A Cock-a-two?

 

Full tide at Cockwood Harbour

Beautiful Cockington Village

When I asked my old school friend Sally (now living in Cyprus but on holiday in England at present) if she’d like to go to Cockington for an outing on Tuesday she thought I meant Cockwood; well they sound similar, and both spots are beautiful, but they are quite different and about fifteen miles apart. Cockwood, as you may be aware, is the little harbour on our side of the Exe Estuary and just two and a half miles from our house; it is perhaps the favourite cycling destination for Chris and me. Cockington, on the other hand, is the charming little “chocolate box” village situated only a mile or so from the seafront at Torquay, and it’s so well hidden that you wouldn’t know that it’s there.

My very first visit to quaint Cockington Village was with my cousins who lived in Torquay; that was when I was fourteen and had just arrived from Australia. On the way to Cockington – we all walked in those days – my cousin John saved me from a speeding car by pushing me into a hedge… and for the first time in my life I was stung by stinging nettles, then treated with dock leaves growing in the hedge also – another first.

In my case fourteen was an age for many firsts. My new friend Sally, who, like me, was new to the school, came from a family with rather modern and sophisticated taste – they used to eat real spaghetti not Heinz spaghetti and tomato sauce from a tin! My first attempt to eat real spaghetti – at Sally’s house – proved challenging. The pasta would not stay on my fork. Maybe an hour into the meal, when everyone else had finished, and my dinner was cold, Sally’s father could bear watching me no more.

“You don’t have to eat it Sally,” he said kindly, no doubt thinking that I preferred the Heinz variety.

I expect I blushed. It was all so embarrassing for a shy fourteen-year-old from the bush. 

 

So Chris took we two old school friends to Cockington bright and early on Tuesday. At nine-thirty in the morning, though it’s the height of summer, there were few people about and the village felt like it belonged to us… and the lady who sat contemplating on a bench by the lower lake. The air had the coolness of morning and the sun had the heat of promise for a hot afternoon. The paths were shaded by trees with leaves every colour of green, the outer ones edged with sunshine. The lady on the bench left with her white poodle, greeted us on the dappled path (as if to show no hard feelings for us interrupting her reverie) and Sally took the lady’s solitary position while Chris and I sat close together on another bench.

At our leisure we strolled back to the main path and down to the church and the big house called Cockington Court. From our table outside the cafe we watched some people trickling down the path and larger groups of young folk running off the path, down the grassy banks to the field of parched grass where cricket matches are still played on Sunday afternoons.

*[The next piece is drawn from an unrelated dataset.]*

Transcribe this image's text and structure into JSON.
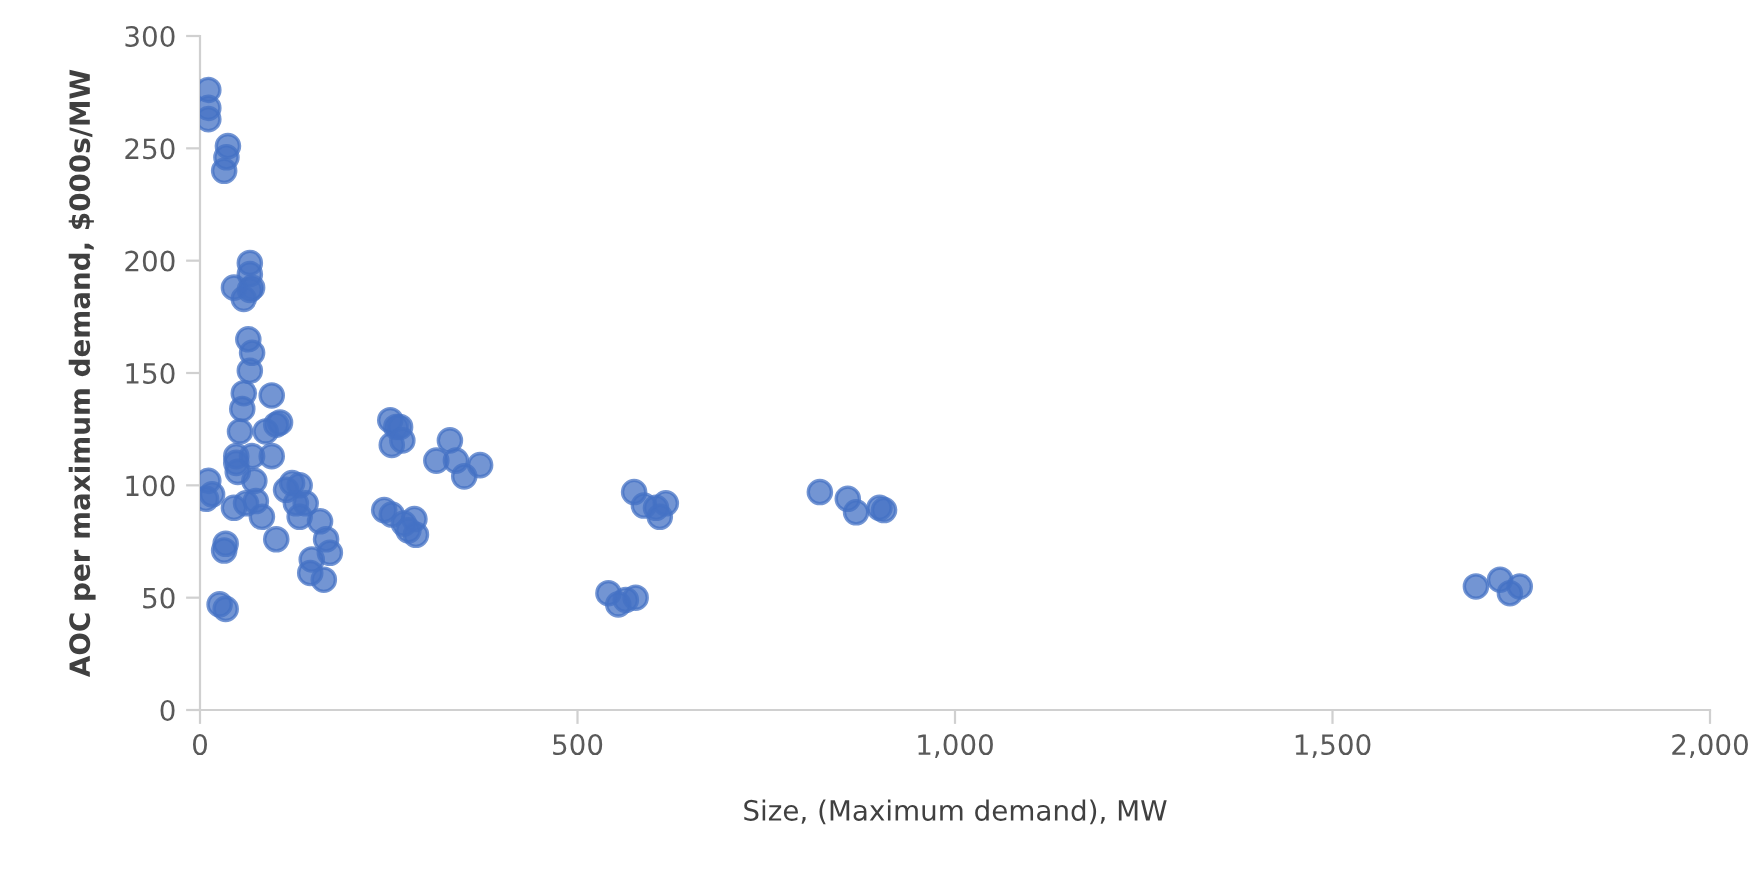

The tourists were coming, filling the hidden world that we had felt was especially for us. It was time to leave. We were not so dissimilar to the lady on the bench. But we didn’t leave without a walk through the rose garden and a mosey around the craft centre – we, too, were kind of tourists.

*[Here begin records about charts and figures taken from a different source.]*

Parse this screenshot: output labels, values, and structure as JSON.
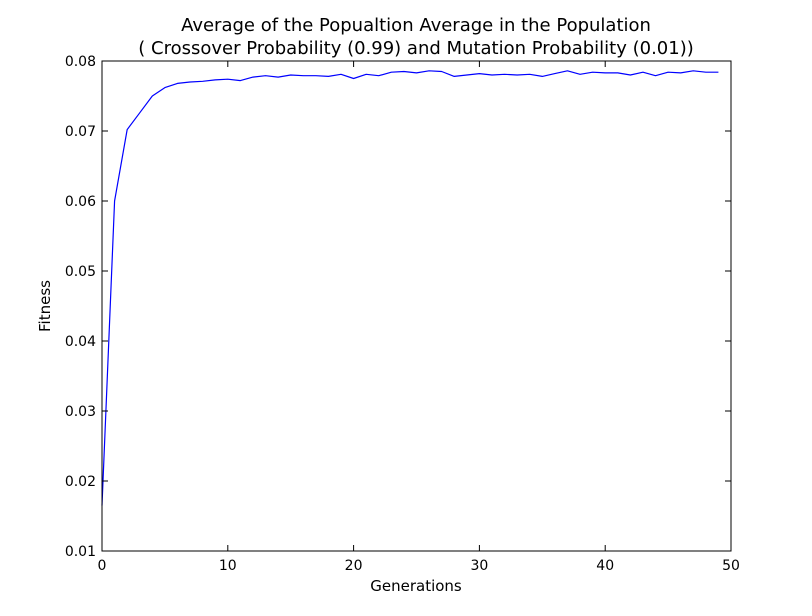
{
  "chart_data": {
    "type": "line",
    "title": "Average of the Popualtion Average in the Population",
    "subtitle": "( Crossover Probability (0.99) and Mutation Probability (0.01))",
    "xlabel": "Generations",
    "ylabel": "Fitness",
    "xlim": [
      0,
      50
    ],
    "ylim": [
      0.01,
      0.08
    ],
    "xticks": [
      0,
      10,
      20,
      30,
      40,
      50
    ],
    "xtick_labels": [
      "0",
      "10",
      "20",
      "30",
      "40",
      "50"
    ],
    "yticks": [
      0.01,
      0.02,
      0.03,
      0.04,
      0.05,
      0.06,
      0.07,
      0.08
    ],
    "ytick_labels": [
      "0.01",
      "0.02",
      "0.03",
      "0.04",
      "0.05",
      "0.06",
      "0.07",
      "0.08"
    ],
    "grid": false,
    "series": [
      {
        "color": "#0000ff",
        "x": [
          0,
          1,
          2,
          3,
          4,
          5,
          6,
          7,
          8,
          9,
          10,
          11,
          12,
          13,
          14,
          15,
          16,
          17,
          18,
          19,
          20,
          21,
          22,
          23,
          24,
          25,
          26,
          27,
          28,
          29,
          30,
          31,
          32,
          33,
          34,
          35,
          36,
          37,
          38,
          39,
          40,
          41,
          42,
          43,
          44,
          45,
          46,
          47,
          48,
          49
        ],
        "y": [
          0.0165,
          0.06,
          0.0702,
          0.0726,
          0.075,
          0.0762,
          0.0768,
          0.077,
          0.0771,
          0.0773,
          0.0774,
          0.0772,
          0.0777,
          0.0779,
          0.0777,
          0.078,
          0.0779,
          0.0779,
          0.0778,
          0.0781,
          0.0775,
          0.0781,
          0.0779,
          0.0784,
          0.0785,
          0.0783,
          0.0786,
          0.0785,
          0.0778,
          0.078,
          0.0782,
          0.078,
          0.0781,
          0.078,
          0.0781,
          0.0778,
          0.0782,
          0.0786,
          0.0781,
          0.0784,
          0.0783,
          0.0783,
          0.078,
          0.0784,
          0.0779,
          0.0784,
          0.0783,
          0.0786,
          0.0784,
          0.0784
        ]
      }
    ]
  }
}
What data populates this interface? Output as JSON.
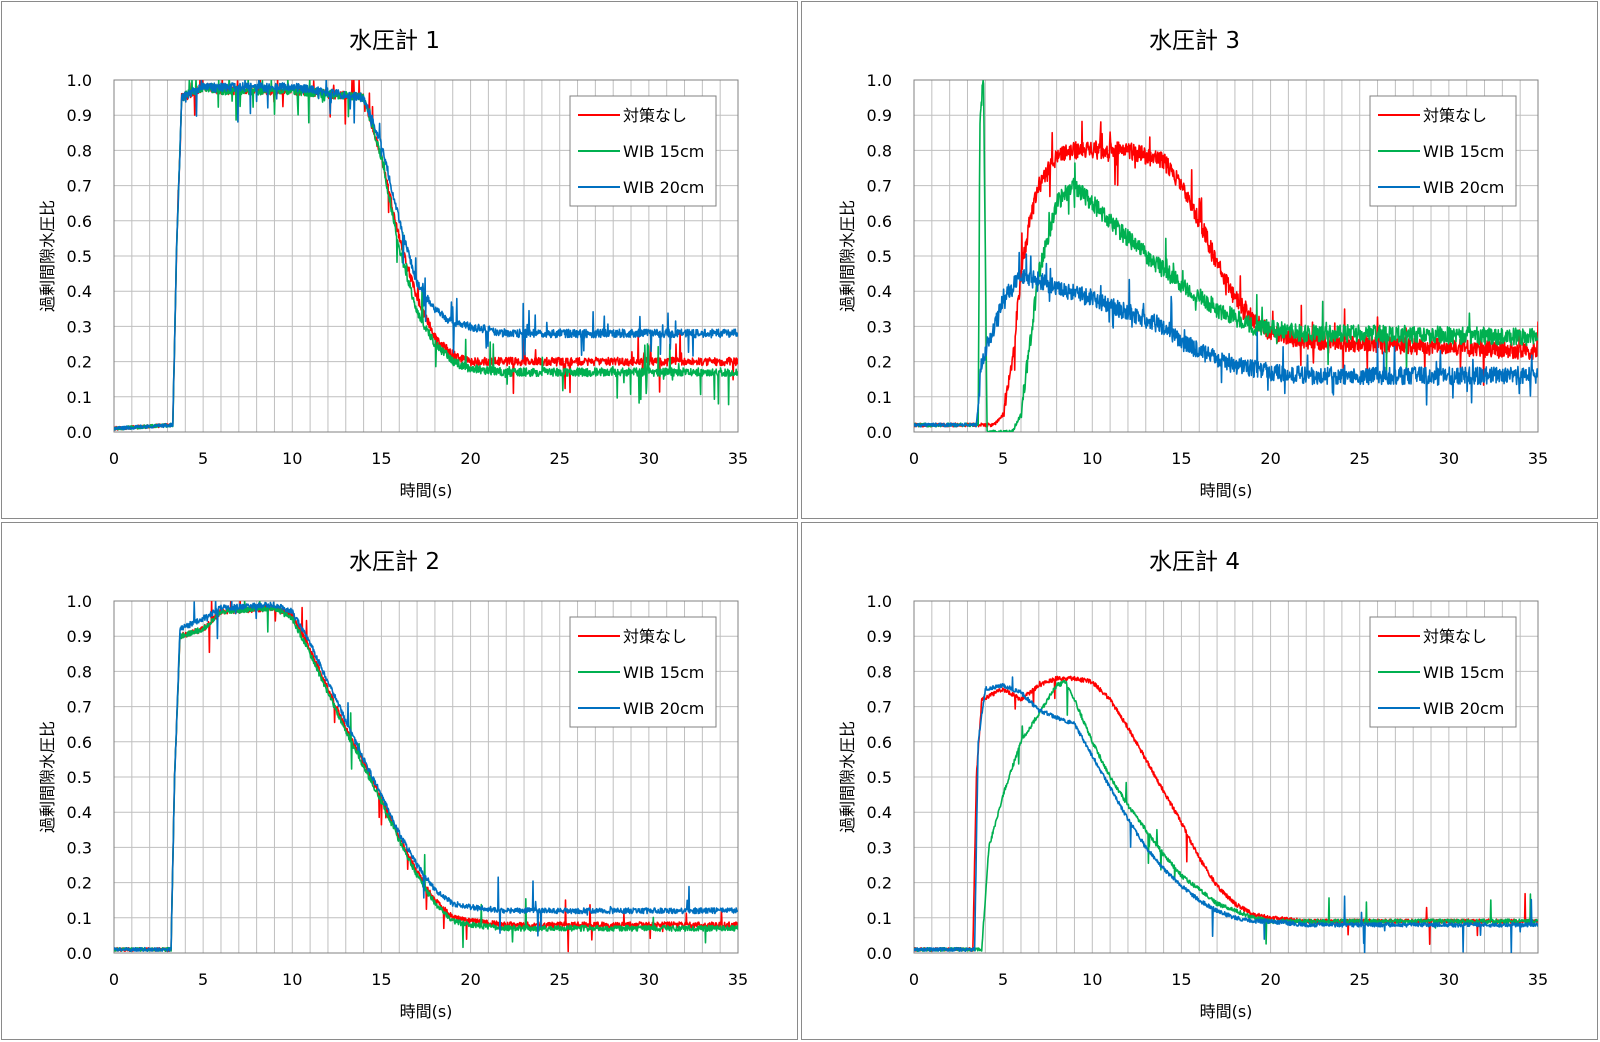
{
  "colors": {
    "series_1": "#ff0000",
    "series_2": "#00b050",
    "series_3": "#0070c0",
    "grid": "#bfbfbf",
    "axis": "#808080"
  },
  "chart_data": [
    {
      "type": "line",
      "title": "水圧計 1",
      "xlabel": "時間(s)",
      "ylabel": "過剰間隙水圧比",
      "xlim": [
        0,
        35
      ],
      "ylim": [
        0,
        1.0
      ],
      "xticks": [
        "0",
        "5",
        "10",
        "15",
        "20",
        "25",
        "30",
        "35"
      ],
      "yticks": [
        "0.0",
        "0.1",
        "0.2",
        "0.3",
        "0.4",
        "0.5",
        "0.6",
        "0.7",
        "0.8",
        "0.9",
        "1.0"
      ],
      "grid": true,
      "legend": "top-right",
      "series": [
        {
          "name": "対策なし",
          "color": "#ff0000",
          "noise": 0.012,
          "spikes": 0.05,
          "x": [
            0,
            3.3,
            3.5,
            3.8,
            5,
            6,
            10,
            14,
            15,
            16,
            17,
            18,
            19,
            20,
            22,
            35
          ],
          "y": [
            0.01,
            0.02,
            0.5,
            0.95,
            0.98,
            0.97,
            0.97,
            0.95,
            0.78,
            0.55,
            0.38,
            0.27,
            0.22,
            0.2,
            0.2,
            0.2
          ]
        },
        {
          "name": "WIB 15cm",
          "color": "#00b050",
          "noise": 0.012,
          "spikes": 0.06,
          "x": [
            0,
            3.3,
            3.5,
            3.8,
            5,
            6,
            10,
            14,
            15,
            16,
            17,
            18,
            19,
            20,
            22,
            35
          ],
          "y": [
            0.01,
            0.02,
            0.5,
            0.95,
            0.98,
            0.97,
            0.97,
            0.95,
            0.78,
            0.52,
            0.34,
            0.25,
            0.2,
            0.18,
            0.17,
            0.17
          ]
        },
        {
          "name": "WIB 20cm",
          "color": "#0070c0",
          "noise": 0.012,
          "spikes": 0.05,
          "x": [
            0,
            3.3,
            3.5,
            3.8,
            5,
            6,
            10,
            14,
            15,
            16,
            17,
            18,
            19,
            20,
            22,
            35
          ],
          "y": [
            0.01,
            0.02,
            0.5,
            0.95,
            0.98,
            0.98,
            0.98,
            0.95,
            0.82,
            0.6,
            0.42,
            0.35,
            0.31,
            0.3,
            0.28,
            0.28
          ]
        }
      ]
    },
    {
      "type": "line",
      "title": "水圧計 3",
      "xlabel": "時間(s)",
      "ylabel": "過剰間隙水圧比",
      "xlim": [
        0,
        35
      ],
      "ylim": [
        0,
        1.0
      ],
      "xticks": [
        "0",
        "5",
        "10",
        "15",
        "20",
        "25",
        "30",
        "35"
      ],
      "yticks": [
        "0.0",
        "0.1",
        "0.2",
        "0.3",
        "0.4",
        "0.5",
        "0.6",
        "0.7",
        "0.8",
        "0.9",
        "1.0"
      ],
      "grid": true,
      "legend": "top-right",
      "series": [
        {
          "name": "対策なし",
          "color": "#ff0000",
          "noise": 0.025,
          "spikes": 0.04,
          "x": [
            0,
            4.5,
            5,
            5.5,
            6,
            6.5,
            7,
            8,
            9,
            10,
            12,
            14,
            15,
            16,
            17,
            18,
            19,
            20,
            22,
            25,
            35
          ],
          "y": [
            0.02,
            0.02,
            0.05,
            0.2,
            0.45,
            0.6,
            0.7,
            0.78,
            0.8,
            0.8,
            0.8,
            0.77,
            0.7,
            0.6,
            0.48,
            0.38,
            0.32,
            0.28,
            0.26,
            0.25,
            0.23
          ]
        },
        {
          "name": "WIB 15cm",
          "color": "#00b050",
          "noise": 0.025,
          "spikes": 0.04,
          "x": [
            0,
            3.6,
            3.7,
            3.9,
            4.1,
            4.5,
            5.5,
            6,
            6.5,
            7,
            8,
            9,
            10,
            12,
            14,
            15,
            17,
            19,
            22,
            25,
            35
          ],
          "y": [
            0.02,
            0.02,
            0.9,
            1.0,
            0.0,
            0.0,
            0.0,
            0.05,
            0.25,
            0.45,
            0.65,
            0.7,
            0.65,
            0.55,
            0.46,
            0.42,
            0.35,
            0.3,
            0.28,
            0.28,
            0.27
          ]
        },
        {
          "name": "WIB 20cm",
          "color": "#0070c0",
          "noise": 0.025,
          "spikes": 0.05,
          "x": [
            0,
            3.5,
            3.8,
            4.5,
            5,
            6,
            7,
            8,
            10,
            12,
            14,
            15,
            16,
            17,
            18,
            20,
            22,
            25,
            35
          ],
          "y": [
            0.02,
            0.02,
            0.2,
            0.3,
            0.38,
            0.44,
            0.43,
            0.41,
            0.38,
            0.34,
            0.3,
            0.26,
            0.23,
            0.21,
            0.19,
            0.17,
            0.16,
            0.16,
            0.16
          ]
        }
      ]
    },
    {
      "type": "line",
      "title": "水圧計 2",
      "xlabel": "時間(s)",
      "ylabel": "過剰間隙水圧比",
      "xlim": [
        0,
        35
      ],
      "ylim": [
        0,
        1.0
      ],
      "xticks": [
        "0",
        "5",
        "10",
        "15",
        "20",
        "25",
        "30",
        "35"
      ],
      "yticks": [
        "0.0",
        "0.1",
        "0.2",
        "0.3",
        "0.4",
        "0.5",
        "0.6",
        "0.7",
        "0.8",
        "0.9",
        "1.0"
      ],
      "grid": true,
      "legend": "top-right",
      "series": [
        {
          "name": "対策なし",
          "color": "#ff0000",
          "noise": 0.008,
          "spikes": 0.02,
          "x": [
            0,
            3.2,
            3.4,
            3.7,
            5,
            6,
            9,
            10,
            11,
            12,
            13,
            14,
            15,
            16,
            17,
            18,
            19,
            20,
            22,
            25,
            35
          ],
          "y": [
            0.01,
            0.01,
            0.5,
            0.9,
            0.92,
            0.97,
            0.98,
            0.96,
            0.86,
            0.75,
            0.64,
            0.54,
            0.44,
            0.33,
            0.23,
            0.15,
            0.1,
            0.09,
            0.08,
            0.08,
            0.08
          ]
        },
        {
          "name": "WIB 15cm",
          "color": "#00b050",
          "noise": 0.008,
          "spikes": 0.02,
          "x": [
            0,
            3.2,
            3.4,
            3.7,
            5,
            6,
            9,
            10,
            11,
            12,
            13,
            14,
            15,
            16,
            17,
            18,
            19,
            20,
            22,
            25,
            35
          ],
          "y": [
            0.01,
            0.01,
            0.5,
            0.9,
            0.92,
            0.97,
            0.98,
            0.95,
            0.85,
            0.74,
            0.63,
            0.53,
            0.43,
            0.32,
            0.22,
            0.14,
            0.09,
            0.08,
            0.07,
            0.07,
            0.07
          ]
        },
        {
          "name": "WIB 20cm",
          "color": "#0070c0",
          "noise": 0.008,
          "spikes": 0.02,
          "x": [
            0,
            3.2,
            3.4,
            3.7,
            5,
            6,
            9,
            10,
            11,
            12,
            13,
            14,
            15,
            16,
            17,
            18,
            19,
            20,
            22,
            25,
            35
          ],
          "y": [
            0.01,
            0.01,
            0.5,
            0.92,
            0.95,
            0.98,
            0.99,
            0.97,
            0.88,
            0.77,
            0.66,
            0.55,
            0.45,
            0.34,
            0.25,
            0.18,
            0.14,
            0.13,
            0.12,
            0.12,
            0.12
          ]
        }
      ]
    },
    {
      "type": "line",
      "title": "水圧計 4",
      "xlabel": "時間(s)",
      "ylabel": "過剰間隙水圧比",
      "xlim": [
        0,
        35
      ],
      "ylim": [
        0,
        1.0
      ],
      "xticks": [
        "0",
        "5",
        "10",
        "15",
        "20",
        "25",
        "30",
        "35"
      ],
      "yticks": [
        "0.0",
        "0.1",
        "0.2",
        "0.3",
        "0.4",
        "0.5",
        "0.6",
        "0.7",
        "0.8",
        "0.9",
        "1.0"
      ],
      "grid": true,
      "legend": "top-right",
      "series": [
        {
          "name": "対策なし",
          "color": "#ff0000",
          "noise": 0.006,
          "spikes": 0.01,
          "x": [
            0,
            3.3,
            3.5,
            3.8,
            5,
            6,
            7,
            8,
            9,
            10,
            11,
            12,
            13,
            14,
            15,
            16,
            17,
            18,
            19,
            20,
            22,
            25,
            35
          ],
          "y": [
            0.01,
            0.01,
            0.5,
            0.72,
            0.75,
            0.72,
            0.76,
            0.78,
            0.78,
            0.77,
            0.72,
            0.64,
            0.55,
            0.46,
            0.37,
            0.27,
            0.19,
            0.14,
            0.11,
            0.1,
            0.09,
            0.09,
            0.09
          ]
        },
        {
          "name": "WIB 15cm",
          "color": "#00b050",
          "noise": 0.006,
          "spikes": 0.01,
          "x": [
            0,
            3.8,
            4.2,
            5,
            6,
            7,
            8,
            8.5,
            9,
            10,
            11,
            12,
            13,
            14,
            15,
            16,
            17,
            18,
            19,
            20,
            22,
            25,
            35
          ],
          "y": [
            0.01,
            0.01,
            0.3,
            0.45,
            0.6,
            0.68,
            0.76,
            0.77,
            0.72,
            0.6,
            0.5,
            0.42,
            0.35,
            0.28,
            0.22,
            0.18,
            0.14,
            0.12,
            0.1,
            0.09,
            0.09,
            0.09,
            0.09
          ]
        },
        {
          "name": "WIB 20cm",
          "color": "#0070c0",
          "noise": 0.006,
          "spikes": 0.01,
          "x": [
            0,
            3.4,
            3.6,
            4,
            5,
            6,
            7,
            8,
            9,
            10,
            11,
            12,
            13,
            14,
            15,
            16,
            17,
            18,
            19,
            20,
            22,
            25,
            35
          ],
          "y": [
            0.01,
            0.01,
            0.6,
            0.75,
            0.76,
            0.74,
            0.69,
            0.67,
            0.65,
            0.56,
            0.47,
            0.38,
            0.3,
            0.24,
            0.19,
            0.15,
            0.12,
            0.1,
            0.09,
            0.09,
            0.08,
            0.08,
            0.08
          ]
        }
      ]
    }
  ]
}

I’m so glad we went to Cockington Village and not Cockwood Harbour (albeit a wonderful local destination) not least because we now have a new addition on our terrace – a strange-looking bird we acquired on our visit. Is it a cockatoo by any chance? No, that would be too coincidental. Our friend Roland from Australia (and something of a bird-man himself) has called her Tammy Toucan, and if you think she’s a bit ugly… good! We hope she’ll scare away the seagulls and pigeons that like to perch on our balustrade! All the same, we think Tammy is beautiful.

Tammy Toucan from Cockington Craft Centre

The name Cockington is thought to derive from Saxon terms meaning either ‘the settlement near the springs’ or ‘the place of the red meadow’. … From 1130-1350 the lands were owned by the Fitzmartin family who took the surname De Cockington.